A POSTECH research team led by Professor In Su Lee, Research Professor Nitee Kumari and Ph.D. candidate Jeong Hun Choi (Department of Chemistry) has developed a new synthesis procedure for hollow silica nanostructures using metal salts to dissolve the template. These findings were recently published in the international academic journal Nano Letters. The metal salt is a metal compound that is formed as a result of neutralization, and the common table salt is one of them.
Hollow octahedral nanostructures have wide applicability since materials freely flow through and easily combine with other materials. These structures had to be synthesized into a template and the template had to be removed again.
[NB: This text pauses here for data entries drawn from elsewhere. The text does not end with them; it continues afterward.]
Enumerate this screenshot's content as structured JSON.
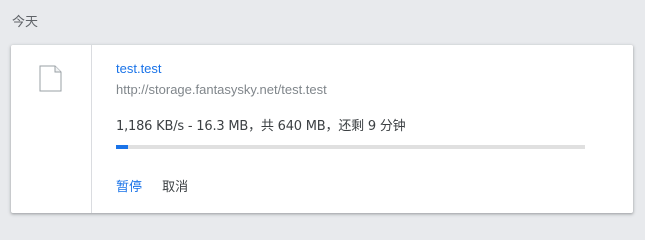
{
  "section_header": "今天",
  "download": {
    "file_name": "test.test",
    "url": "http://storage.fantasysky.net/test.test",
    "status": "1,186 KB/s - 16.3 MB，共 640 MB，还剩 9 分钟",
    "progress_fraction": 0.0255,
    "actions": {
      "pause_label": "暂停",
      "cancel_label": "取消"
    }
  },
  "colors": {
    "accent": "#1a73e8",
    "background": "#e8eaed",
    "card": "#ffffff",
    "track": "#e0e0e0"
  },
  "icons": {
    "file": "file-icon"
  }
}
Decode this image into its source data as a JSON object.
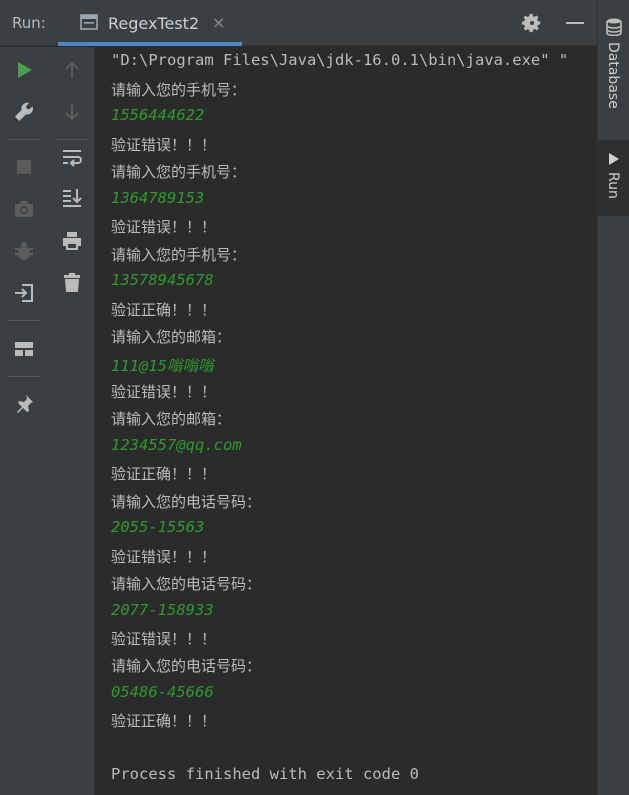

Taking a hint from metal salts that dissolve and disappear depending on the acidity of the solution, the researchers developed a simple synthetic method of making a template with metal salt and dissolving it. With this new method, hollow nanostructures, as well as unconventional nanostructures like polygonal or spherical structures, can be synthesized by controlling the reaction rate of the silica precursor.*1
The researchers also confirmed that these hollow nanostructures can assemble into a large octahedral structure through self-assembly. The hollow interior is a porous material in which chemical reactions occur actively and can be applicable in catalysis, gas storage, and others
Professor In Su Lee explained, “The hollow nanostructures synthesized with this new method use the biocompatible silica and have the structural advantage of hollow interior space and large surface area, making it highly applicable as a catalyst or drug delivery device.”
This study was conducted with the support of the Leader Researcher Program of the National Research Foundation of Korea.
A substance in a stage before becoming the final substance from a certain metabolic or chemical reaction.